Le président mauritanien ne cèdera pas

Le président mauritanien a réclamé la restitution de ses droits attribués par la Constitution, après sa libération par la junte. Cette libération satisfait par ailleurs la communauté internationale, du moins dans un premier temps.

  • Au lendemain de sa libération, le président mauritanien déchu a affirmé qu’il ne se contentait pas de cette démarche entreprise par le pouvoir militaire sous la pression de la communauté internationale, mais qu’il veut recouvrer ses droits de président démocratiquement élu, conformément à la Constitution de son pays.
  • Aussi, Sidi Mohamed Ould Cheikh Abdallahi a annoncé son intention de retourner à Lemden, son village natal et accusé la junte militaire au pouvoir de fomenter des “manifestations” contre lui pour empêcher la restitution des droits que lui octroie la Constitution.
  • De nombreux partis politiques mauritaniens ont eux aussi soutenu le rétablissement d’Abdellahi dans ses droits, notamment l’alliance opposée au coup d’Etat d’août, le Front national pour la défense de la démocratie (FNDD), qui a exprimé sa détermination à continuer la lutte pour le retour à la légalité constitutionnelle par des moyens pacifiques.
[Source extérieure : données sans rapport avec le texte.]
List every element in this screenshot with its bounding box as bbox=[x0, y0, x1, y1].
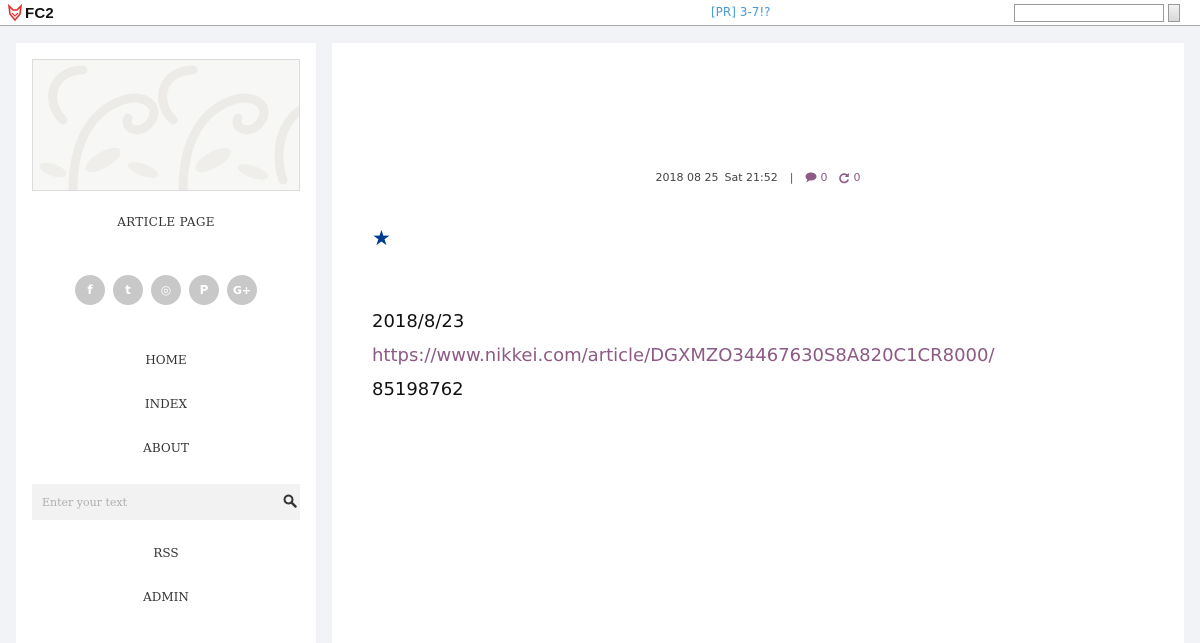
comment-icon bbox=[805, 172, 817, 183]
social-links: f t ◎ P G+ bbox=[16, 275, 316, 305]
meta-separator: | bbox=[789, 171, 794, 184]
fc2-search-button[interactable] bbox=[1168, 4, 1180, 22]
article-date-line: 2018/8/23 bbox=[372, 311, 465, 332]
article-meta: 2018 08 25 Sat 21:52 | 0 0 bbox=[332, 171, 1184, 184]
damask-pattern bbox=[39, 65, 299, 190]
nav-admin[interactable]: ADMIN bbox=[16, 590, 316, 604]
pr-ad-link[interactable]: [PR] 3-7!? bbox=[711, 5, 771, 19]
nikkei-article-link[interactable]: https://www.nikkei.com/article/DGXMZO344… bbox=[372, 345, 995, 366]
header-image[interactable] bbox=[32, 59, 300, 191]
refresh-icon bbox=[839, 172, 850, 183]
twitter-icon[interactable]: t bbox=[113, 275, 143, 305]
instagram-icon[interactable]: ◎ bbox=[151, 275, 181, 305]
search-icon[interactable] bbox=[283, 494, 297, 508]
sidebar-search-input[interactable] bbox=[32, 484, 272, 520]
fc2-fox-icon bbox=[7, 4, 23, 22]
fc2-brand-text: FC2 bbox=[25, 4, 54, 22]
nav-about[interactable]: ABOUT bbox=[16, 441, 316, 455]
comment-count: 0 bbox=[820, 171, 828, 184]
facebook-icon[interactable]: f bbox=[75, 275, 105, 305]
comment-count-link[interactable]: 0 bbox=[805, 171, 827, 184]
trackback-count-link[interactable]: 0 bbox=[838, 171, 860, 184]
article-number: 85198762 bbox=[372, 379, 464, 400]
star-icon: ★ bbox=[372, 226, 391, 250]
article-main: 2018 08 25 Sat 21:52 | 0 0 ★ 2018/8/23 ht… bbox=[332, 43, 1184, 643]
sidebar: ARTICLE PAGE f t ◎ P G+ HOME INDEX ABOUT… bbox=[16, 43, 316, 643]
blog-title[interactable]: ARTICLE PAGE bbox=[16, 215, 316, 229]
post-day-time: Sat 21:52 bbox=[724, 171, 778, 184]
fc2-header-bar: FC2 [PR] 3-7!? bbox=[0, 0, 1200, 26]
post-date: 2018 08 25 Sat 21:52 bbox=[656, 171, 778, 184]
google-plus-icon[interactable]: G+ bbox=[227, 275, 257, 305]
nav-home[interactable]: HOME bbox=[16, 353, 316, 367]
article-link-line: https://www.nikkei.com/article/DGXMZO344… bbox=[372, 345, 995, 366]
nav-rss[interactable]: RSS bbox=[16, 546, 316, 560]
post-date-value: 2018 08 25 bbox=[655, 171, 719, 184]
trackback-count: 0 bbox=[853, 171, 861, 184]
fc2-search-input[interactable] bbox=[1014, 4, 1164, 22]
fc2-logo[interactable]: FC2 bbox=[7, 4, 54, 22]
pinterest-icon[interactable]: P bbox=[189, 275, 219, 305]
nav-index[interactable]: INDEX bbox=[16, 397, 316, 411]
sidebar-search bbox=[32, 484, 300, 520]
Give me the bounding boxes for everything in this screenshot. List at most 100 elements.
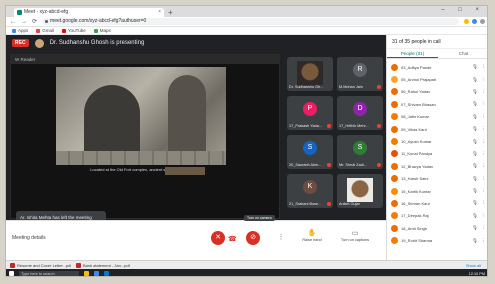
new-tab-button[interactable]: + bbox=[168, 8, 173, 17]
windows-start-icon[interactable] bbox=[9, 271, 14, 276]
bookmark-youtube[interactable]: YouTube bbox=[62, 28, 86, 33]
participant-row[interactable]: 16_Simran Kaur 🎙 ⋮ bbox=[391, 197, 486, 209]
edge-icon[interactable] bbox=[104, 271, 109, 276]
window-controls[interactable]: – □ × bbox=[441, 7, 485, 13]
more-options-icon[interactable]: ⋮ bbox=[481, 114, 486, 120]
bookmark-maps[interactable]: Maps bbox=[93, 28, 111, 33]
participant-tile[interactable]: S Mr. Shruti Zadi... bbox=[337, 135, 383, 169]
participant-row[interactable]: 13_Harsh Saini 🎙 ⋮ bbox=[391, 173, 486, 185]
more-options-icon[interactable]: ⋮ bbox=[481, 126, 486, 132]
back-icon[interactable]: ← bbox=[10, 19, 16, 25]
more-options-icon[interactable]: ⋮ bbox=[481, 188, 486, 194]
mic-icon[interactable]: 🎙 bbox=[472, 64, 478, 70]
mic-icon[interactable]: 🎙 bbox=[472, 101, 478, 107]
participant-row[interactable]: 03_Aditya Pande 🎙 ⋮ bbox=[391, 61, 486, 73]
tab-people[interactable]: People (31) bbox=[387, 49, 438, 58]
mic-icon[interactable]: 🎙 bbox=[472, 114, 478, 120]
url-field[interactable]: meet.google.com/xyz-abcd-efg?authuser=0 bbox=[42, 18, 459, 25]
participant-row[interactable]: 12_Bhavya Yadav 🎙 ⋮ bbox=[391, 160, 486, 172]
more-options-icon[interactable]: ⋮ bbox=[481, 176, 486, 182]
more-options-icon[interactable]: ⋮ bbox=[481, 101, 486, 107]
participant-tile[interactable]: S 20_Saurabh Ahm... bbox=[287, 135, 333, 169]
forward-icon[interactable]: → bbox=[21, 19, 27, 25]
mic-icon[interactable]: 🎙 bbox=[472, 200, 478, 206]
participant-name: 13_Harsh Saini bbox=[401, 176, 429, 182]
bookmark-apps[interactable]: Apps bbox=[12, 28, 28, 33]
mic-icon[interactable]: 🎙 bbox=[472, 163, 478, 169]
participant-row[interactable]: 07_Shivam Bhasan 🎙 ⋮ bbox=[391, 98, 486, 110]
participant-row[interactable]: 05_Anmol Prajapati 🎙 ⋮ bbox=[391, 73, 486, 85]
participant-tile[interactable]: P 17_Prakash Yada... bbox=[287, 96, 333, 130]
camera-off-button[interactable]: ⊘ bbox=[246, 231, 260, 245]
participant-avatar bbox=[391, 237, 398, 245]
participant-row[interactable]: 15_Kartik Kumar 🎙 ⋮ bbox=[391, 185, 486, 197]
extension-icon[interactable] bbox=[472, 19, 477, 24]
mic-off-icon bbox=[377, 163, 381, 167]
mic-icon[interactable]: 🎙 bbox=[472, 89, 478, 95]
arch-shape bbox=[168, 75, 206, 155]
taskbar-search[interactable]: Type here to search bbox=[19, 270, 79, 276]
meeting-details-button[interactable]: Meeting details bbox=[12, 235, 46, 241]
more-options-icon[interactable]: ⋮ bbox=[481, 139, 486, 145]
more-options-icon[interactable]: ⋮ bbox=[481, 77, 486, 83]
more-options-icon[interactable]: ⋮ bbox=[481, 238, 486, 244]
download-item[interactable]: Resume and Cover Letter...pdf bbox=[10, 262, 72, 268]
show-all-downloads[interactable]: Show all bbox=[466, 263, 481, 268]
reload-icon[interactable]: ⟳ bbox=[32, 18, 37, 25]
participant-tile[interactable]: D 17_Hrithik Mehr... bbox=[337, 96, 383, 130]
participant-name: Mr. Shruti Zadi... bbox=[339, 163, 367, 167]
more-options-icon[interactable]: ⋮ bbox=[481, 163, 486, 169]
mic-icon[interactable]: 🎙 bbox=[472, 238, 478, 244]
participant-tile[interactable]: Aniket Gujar bbox=[337, 174, 383, 208]
more-options-icon[interactable]: ⋮ bbox=[481, 64, 486, 70]
participant-row[interactable]: 09_Vikas Kant 🎙 ⋮ bbox=[391, 123, 486, 135]
chrome-icon[interactable] bbox=[94, 271, 99, 276]
profile-avatar[interactable] bbox=[480, 19, 485, 24]
participant-row[interactable]: 19_Rohit Sharma 🎙 ⋮ bbox=[391, 234, 486, 246]
mic-icon[interactable]: 🎙 bbox=[472, 176, 478, 182]
participant-name: 20_Saurabh Ahm... bbox=[289, 163, 322, 167]
participant-row[interactable]: 11_Kunal Pandya 🎙 ⋮ bbox=[391, 148, 486, 160]
participant-name: 17_Hrithik Mehr... bbox=[339, 124, 369, 128]
presenter-avatar bbox=[34, 38, 44, 48]
tab-close-icon[interactable]: × bbox=[158, 8, 161, 17]
raise-hand-button[interactable]: ✋ Raise hand bbox=[292, 229, 332, 242]
monument-photo bbox=[56, 67, 226, 165]
mic-icon[interactable]: 🎙 bbox=[472, 188, 478, 194]
file-explorer-icon[interactable] bbox=[84, 271, 89, 276]
download-item[interactable]: Bank statement - Jan...pdf bbox=[76, 262, 138, 268]
more-options-icon[interactable]: ⋮ bbox=[274, 231, 288, 245]
photo-thumbnail bbox=[165, 167, 205, 175]
mic-off-button[interactable]: ✕ bbox=[211, 231, 225, 245]
participant-tile[interactable]: R M.Mohan Jain bbox=[337, 57, 383, 91]
participant-name: 19_Rohit Sharma bbox=[401, 238, 433, 244]
participant-row[interactable]: 17_Deepak Raj 🎙 ⋮ bbox=[391, 210, 486, 222]
camera-tooltip: Turn on camera bbox=[244, 215, 275, 221]
mic-icon[interactable]: 🎙 bbox=[472, 225, 478, 231]
more-options-icon[interactable]: ⋮ bbox=[481, 151, 486, 157]
bookmark-gmail[interactable]: Gmail bbox=[36, 28, 54, 33]
captions-button[interactable]: ▭ Turn on captions bbox=[336, 229, 374, 242]
more-options-icon[interactable]: ⋮ bbox=[481, 89, 486, 95]
browser-tab[interactable]: Meet - xyz-abcd-efg × bbox=[14, 8, 164, 17]
participant-tile[interactable]: K 21_Srabani Bose... bbox=[287, 174, 333, 208]
mic-icon[interactable]: 🎙 bbox=[472, 151, 478, 157]
participant-row[interactable]: 08_Jatin Kumar 🎙 ⋮ bbox=[391, 111, 486, 123]
mic-icon[interactable]: 🎙 bbox=[472, 139, 478, 145]
more-options-icon[interactable]: ⋮ bbox=[481, 200, 486, 206]
mic-off-icon bbox=[377, 85, 381, 89]
participant-row[interactable]: 18_Amit Singh 🎙 ⋮ bbox=[391, 222, 486, 234]
presentation-area: W Reader Located at the Old Fort complex… bbox=[10, 54, 280, 219]
hang-up-button[interactable]: ☎ bbox=[228, 235, 237, 243]
extension-icon[interactable] bbox=[464, 19, 469, 24]
mic-icon[interactable]: 🎙 bbox=[472, 126, 478, 132]
mic-icon[interactable]: 🎙 bbox=[472, 213, 478, 219]
mic-icon[interactable]: 🎙 bbox=[472, 77, 478, 83]
people-panel: 31 of 35 people in call People (31) Chat… bbox=[386, 35, 487, 260]
tab-chat[interactable]: Chat bbox=[438, 49, 487, 58]
participant-row[interactable]: 10_Ayush Kumar 🎙 ⋮ bbox=[391, 135, 486, 147]
participant-row[interactable]: 06_Rahul Yadav 🎙 ⋮ bbox=[391, 86, 486, 98]
more-options-icon[interactable]: ⋮ bbox=[481, 225, 486, 231]
participant-tile[interactable]: Dr. Sudhanshu Gh... bbox=[287, 57, 333, 91]
more-options-icon[interactable]: ⋮ bbox=[481, 213, 486, 219]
  • Ce retour à l’ordre constitutionnel continue d’être réclamé par la communauté internationale. Saluant la libération du président mauritanien renversé, le  secrétaire général des Nations Unies Ban Ki-moon réitère son appel à la restauration  rapide de l’ordre constitutionnel en Mauritanie, dans l’intérêt  de la paix et du respect de la loi dans le pays”. Cet appel est rejoint par la présidence française de l’Union européenne qui réaffirme que “la solution à la crise actuelle passe par un retour à l’ordre constitutionnel”.
  • Une opinion partagée par le secrétaire général de la Francophonie, Abdou Diouf, qui estime que “l’implication de tous les acteurs mauritaniens concernés dans la recherche d’une solution consensuelle pour un retour à l’ordre constitutionnel est nécessaire”.
  • La position de l’Union Africaine, semble en revanche moins intransigeante, ou plus conciliante envers la junte militaire en Mauritanie. Présidant le Conseil de Paix et de Sécurité de l’Union Africaine à Addis-Abeba, Jean Ping, a commenté la “libération” du Président mauritanien. “Nous nous réjouissons de la libération du Président Abdallahi. C’est là une partie des promesses d’Ould Abdelaziz mais ce n’est pas suffisant. Il reste encore plusieurs points en suspens qui doivent être résolus et notamment l’organisation d’un dialogue global”, a déclaré Ping.
  • Cette réaction qui semble manquer de fermeté, pourrait être motivée par une tentative d’amadouer les putschistes qui excluent catégoriquement qu’Abdellahi réintègre son fauteuil présidentiel. La junte maintient que “la sortie de crise passe par le départ du pouvoir de Sidi Ould Cheikh Abdellahi, non par son retour”.